23. In many scientific contexts this is the best we can hope for. But it still provides a very reasonable representation of inductive support. Let's consider, for example, the hypothesis that the land masses of Africa and South America separated and drifted apart over the eons, the drift hypothesis, as opposed to the hypothesis that the continents have fixed positions acquired when the earth first formed and cooled and contracted, the contraction hypothesis. One may not be able to determine anything like precise likelihoods, on each hypothesis, that the shape of the east coast of South America should match the shape of the west coast of Africa as closely as it in fact does, or that the geology of the two coasts should match up so well, or that the plant and animal species on these distant continents should be as similar as they are. But experts may readily agree that each of these observations is much more likely on the drift hypothesis than on the contractionist hypothesis. Jointly these observations should constitute very strong evidence for drift over contraction.

Historically, the case of continental drift is more complicated. Geologists tended to largely dismiss this evidence until the 1960s. This was not because the evidence wasn't strong in its own right. Rather, this evidence was found unconvincing because it was not sufficient to overcome prior plausibility considerations that made the drift hypothesis seem extremely implausible — much less plausible that the contraction hypothesis. The problem was that there seemed to be no plausible mechanism by which drift might occur. It was argued, q.ite plausibly, that no known force could push or pull the continents apart, and that the less dense continental material could not push through the denser material that makes up the ocean floor. These plausibility objections were overcome when a plausible mechanism was articulated — i.e. the continental crust floats atop molten material and moves apart as convection currents in the molten material carry it along. The case was pretty well clinched when evidence for this mechanism was found in the form of “spreading zones” containing alternating strips of magnetized material at regular distances from mid-ocean ridges. The magnetic alignments of materials in these strips corresponds closely to the magnetic alignments found in magnetic materials in dateable sedimentary layers at other locations on the earth. These magnetic alignments indicate time periods when the direction of earth's magnetic field has reversed. And this gave geologists a way of measuring the rate at which the sea floor might spread and the continents move apart. Although geologists may not be able to determine anything like precise values for the likelihoods of any of this evidence on each of the alternative hypotheses, the evidence is universally agreed to be much more likely on the drift hypothesis than on the contractionist alternative. And, with the emergence of the possibility of a plausible mechanism, the drift hypothesis no longer seems so overwhelmingly implausible prior to the evidence, either. So, the value of a likelihood ratio may be objective or public enough, even when precise values for individual likelihoods are not available.

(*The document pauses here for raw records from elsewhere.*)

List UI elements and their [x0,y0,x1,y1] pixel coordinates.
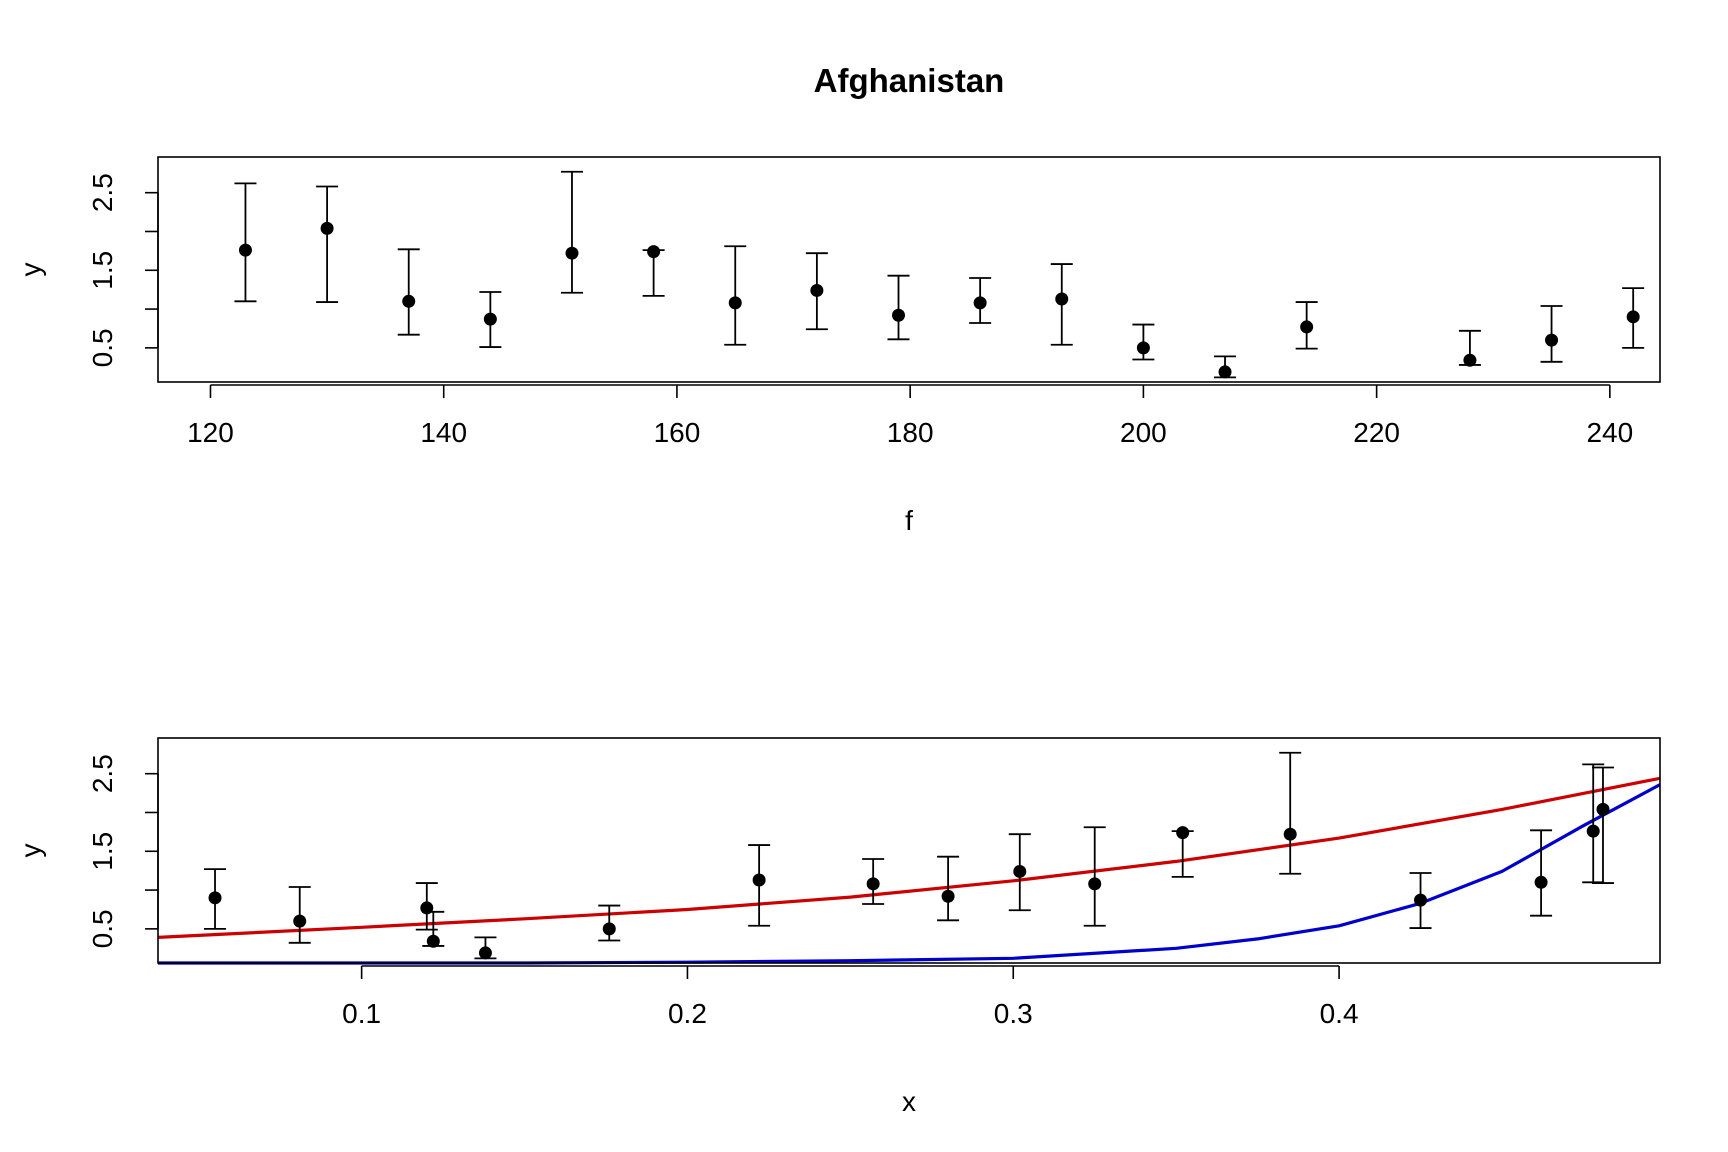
bottom-data-point-16 [1596,802,1610,816]
top-error-bar-6 [724,245,747,346]
bottom-x-tick-label-2: 0.3 [994,998,1033,1029]
bottom-x-axis-label: x [902,1086,916,1117]
top-y-tick-label-4: 2.5 [87,173,118,212]
bottom-data-point-0 [208,891,222,905]
bottom-y-tick-label-4: 2.5 [87,754,118,793]
top-data-point-15 [1545,333,1559,347]
top-panel: Afghanistan 120 140 160 180 200 220 240 0.5 1.5… [15,62,1661,536]
top-error-bar-8 [887,274,910,341]
top-data-point-9 [973,296,987,310]
top-y-tick-label-0: 0.5 [87,328,118,367]
top-data-point-2 [402,294,416,308]
chart-title: Afghanistan [814,62,1005,99]
bottom-data-point-4 [478,946,492,960]
bottom-data-point-13 [1414,893,1428,907]
bottom-panel: 0.1 0.2 0.3 0.4 0.5 1.5 2.5 x y [15,737,1661,1117]
top-data-point-3 [483,312,497,326]
bottom-data-point-15 [1586,824,1600,838]
top-x-tick-label-6: 240 [1586,417,1633,448]
bottom-data-point-10 [1088,877,1102,891]
bottom-data-point-1 [293,914,307,928]
bottom-data-point-7 [866,877,880,891]
bottom-x-tick-label-0: 0.1 [342,998,381,1029]
top-x-tick-label-1: 140 [420,417,467,448]
bottom-y-axis-label: y [15,844,46,858]
bottom-data-point-8 [941,889,955,903]
bottom-y-tick-label-2: 1.5 [87,832,118,871]
bottom-data-point-12 [1283,827,1297,841]
bottom-data-point-14 [1534,875,1548,889]
top-x-tick-label-4: 200 [1120,417,1167,448]
top-data-point-4 [565,246,579,260]
top-data-point-13 [1300,320,1314,334]
bottom-data-point-6 [752,873,766,887]
bottom-error-bar-8 [937,855,960,922]
top-x-tick-label-5: 220 [1353,417,1400,448]
bottom-data-point-9 [1013,864,1027,878]
top-data-point-0 [238,243,252,257]
bottom-y-tick-label-0: 0.5 [87,909,118,948]
top-x-axis: 120 140 160 180 200 220 240 [187,384,1633,448]
top-data-point-5 [647,245,661,259]
bottom-points-layer [204,751,1614,960]
bottom-error-bar-12 [1279,751,1302,875]
top-x-axis-label: f [905,505,913,536]
top-x-tick-label-0: 120 [187,417,234,448]
top-data-point-16 [1626,310,1640,324]
bottom-x-tick-label-3: 0.4 [1320,998,1359,1029]
top-y-tick-label-2: 1.5 [87,251,118,290]
top-data-point-10 [1055,292,1069,306]
top-error-bar-0 [234,182,257,303]
bottom-data-point-3 [426,934,440,948]
top-error-bar-1 [316,185,339,303]
bottom-x-axis: 0.1 0.2 0.3 0.4 [342,965,1359,1029]
bottom-error-bar-16 [1591,766,1614,884]
top-data-point-14 [1463,353,1477,367]
bottom-data-point-11 [1176,826,1190,840]
bottom-y-axis: 0.5 1.5 2.5 [87,754,159,948]
top-x-tick-label-3: 180 [887,417,934,448]
top-x-tick-label-2: 160 [654,417,701,448]
bottom-series-line-0 [157,776,1661,939]
top-data-point-11 [1136,341,1150,355]
top-data-point-1 [320,221,334,235]
bottom-data-point-5 [602,922,616,936]
bottom-x-tick-label-1: 0.2 [668,998,707,1029]
top-data-point-6 [728,296,742,310]
top-y-axis-label: y [15,263,46,277]
top-points-layer [234,170,1645,379]
top-data-point-12 [1218,365,1232,379]
top-data-point-8 [892,308,906,322]
top-y-axis: 0.5 1.5 2.5 [87,173,159,367]
top-error-bar-2 [397,248,420,336]
top-error-bar-4 [560,170,583,294]
bottom-error-bar-14 [1530,829,1553,917]
bottom-error-bar-10 [1083,826,1106,927]
top-data-point-7 [810,283,824,297]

24. To see the point of the last clause, suppose it were violated. That is, suppose there are possible outcomes for which the likelihood ratio is very near 1 for just one of the two support functions. Then, even a very long sequence of such outcomes might leave the likelihood ratio for one support function almost equal to 1, while the likelihood ratio for the other support function goes to an extreme value. If that can happen for support functions in a class that represent likelihoods for various scientists in the community, then the empirical contents of the hypotheses is either too vague or too much in dispute for meaningful empirical evaluation to occur.

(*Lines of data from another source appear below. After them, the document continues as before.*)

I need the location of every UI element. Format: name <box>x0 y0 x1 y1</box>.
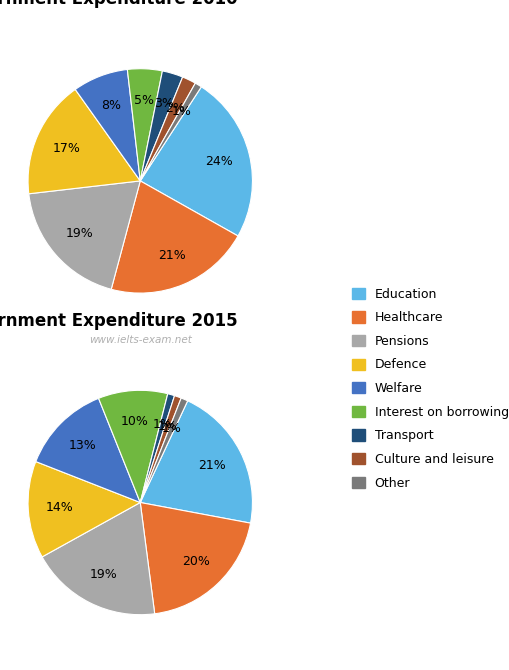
Wedge shape <box>42 502 154 614</box>
Wedge shape <box>29 181 140 289</box>
Text: www.ielts-exam.net: www.ielts-exam.net <box>89 335 191 345</box>
Legend: Education, Healthcare, Pensions, Defence, Welfare, Interest on borrowing, Transp: Education, Healthcare, Pensions, Defence… <box>348 284 509 493</box>
Wedge shape <box>140 83 201 181</box>
Text: 14%: 14% <box>46 501 73 515</box>
Wedge shape <box>140 398 187 502</box>
Wedge shape <box>28 89 140 194</box>
Wedge shape <box>98 391 167 502</box>
Wedge shape <box>36 399 140 502</box>
Wedge shape <box>140 77 195 181</box>
Text: 2%: 2% <box>165 102 185 115</box>
Text: 17%: 17% <box>52 141 80 155</box>
Wedge shape <box>127 69 162 181</box>
Wedge shape <box>140 87 252 236</box>
Text: 1%: 1% <box>162 421 182 435</box>
Text: Government Expenditure 2010: Government Expenditure 2010 <box>0 0 237 8</box>
Wedge shape <box>28 462 140 557</box>
Wedge shape <box>140 71 182 181</box>
Text: 21%: 21% <box>198 459 225 472</box>
Text: 13%: 13% <box>69 439 97 452</box>
Wedge shape <box>140 396 181 502</box>
Wedge shape <box>75 70 140 181</box>
Wedge shape <box>140 394 174 502</box>
Wedge shape <box>140 502 250 614</box>
Text: 1%: 1% <box>157 420 177 433</box>
Wedge shape <box>140 401 252 523</box>
Text: 21%: 21% <box>157 249 185 262</box>
Text: 5%: 5% <box>133 94 153 107</box>
Text: 1%: 1% <box>152 418 172 431</box>
Text: 24%: 24% <box>205 155 232 168</box>
Text: Government Expenditure 2015: Government Expenditure 2015 <box>0 312 237 330</box>
Text: 1%: 1% <box>172 105 192 119</box>
Wedge shape <box>111 181 238 293</box>
Text: 19%: 19% <box>65 227 93 240</box>
Text: 20%: 20% <box>182 555 209 567</box>
Text: 8%: 8% <box>101 99 121 112</box>
Text: 10%: 10% <box>121 415 149 428</box>
Text: 19%: 19% <box>90 568 118 581</box>
Text: 3%: 3% <box>153 97 173 110</box>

25. Even if there are a few directionally controversial likelihood ratios, where P_α says the ratio is somewhat greater than 1, while and P_β assigns a value somewhat less than 1, these may not greatly effect the trend of P_α and P_β towards agreement on the refutation and support of hypotheses provided that the controversial ratios are not so extreme as to overwhelm the stream of other evidence on which the likelihood ratios do directionally agree.